E certamente na primeira noite ao abrigo, cinco mil garotas não poderão adormecer. Na escuridão do quarto, as milhares de cabecinhas, que não souberam indagar a razão de seu abandono anterior, procurarão descobrir a troco de que se lhes dá uma casa, uma cama e comida.
Quem poderia imaginar que esse trecho foi de um texto jornalístico sobre a inauguração de um internato, chamado Cidade das Meninas, para garotas sem lar, idealizado pela primeira-dama na época, Darcy Vargas?! Intitulada Onde se ensinará a ser feliz (1941), a matéria foi assinada por uma então jovem repórter, Clarice Lispector, no jornal Diário do Povo em Campinas.

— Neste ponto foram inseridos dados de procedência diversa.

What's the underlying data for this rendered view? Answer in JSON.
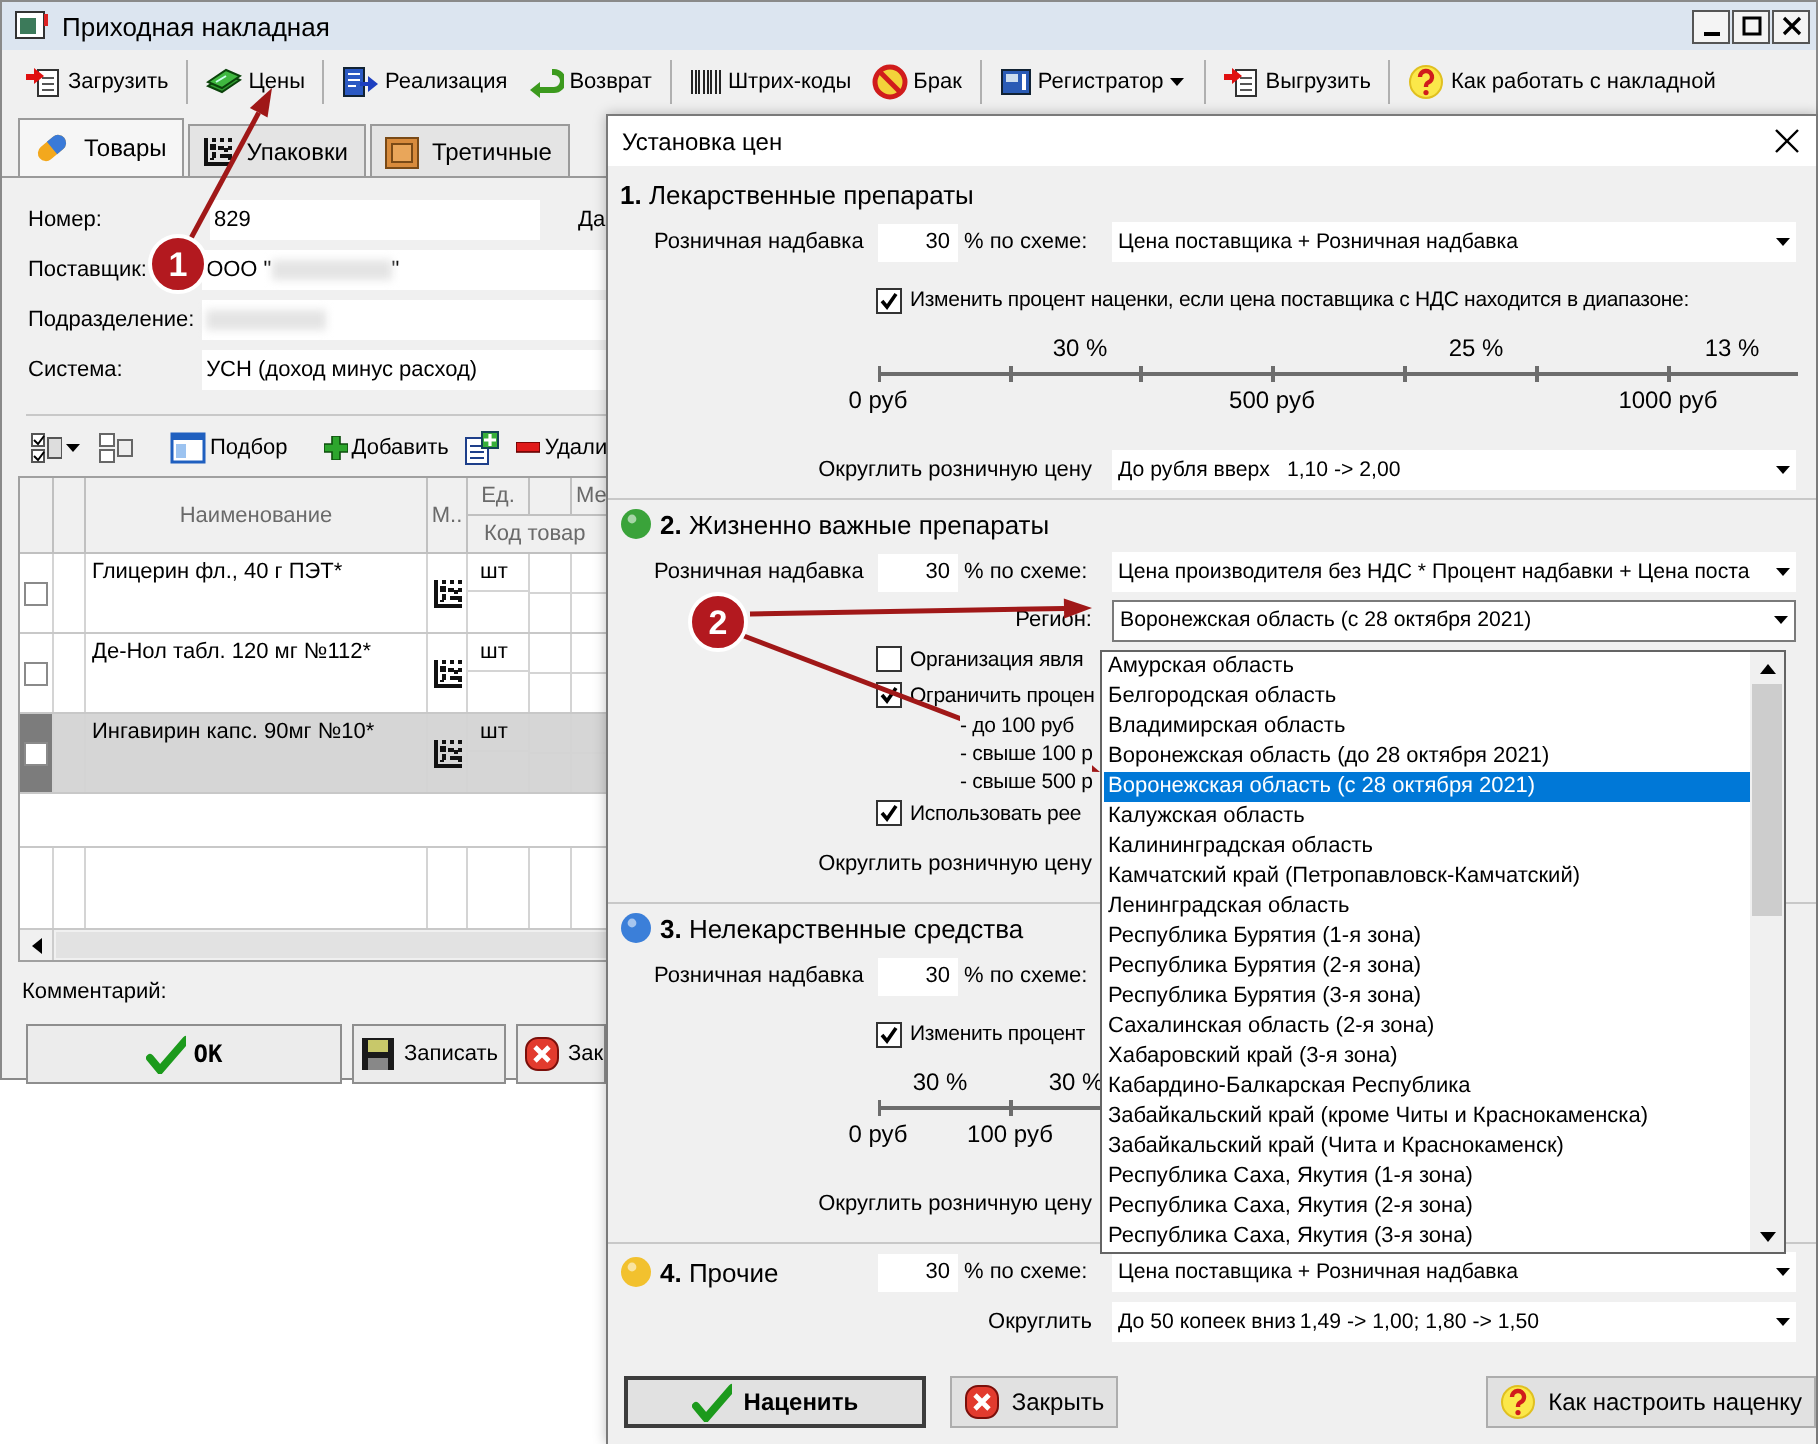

Esse tipo de linguagem poética e ficcional jamais seria permitido nos parâmetros jornalísticos hoje, mas naquela época era comum os profissionais da imprensa, geralmente egressos dos cursos de Direito. Clarice não era exceção: quando começou a exercer o jornalismo em 1940, ela cursava Direito e sobrevivia praticamente dos textos que escrevia para vários jornais. Porém, ela nunca abandonou esse lado ficcional.

A estrutura do livro mostra claramente a trajetória jornalística da autora, dividida em quatro momentos, contempla os primeiros textos na imprensa (nos jornais A Noite, Diário do Povo, Correio da Manhã e Diário da Noite e nas revistas Pan, Vamos Ler!, Dom Casmurro e Comício); depois as chamadas páginas femininas; as crônicas; o conto Triunfo (o primeiro texto de Clarice a sair na imprensa) e, por fim, as entrevistas.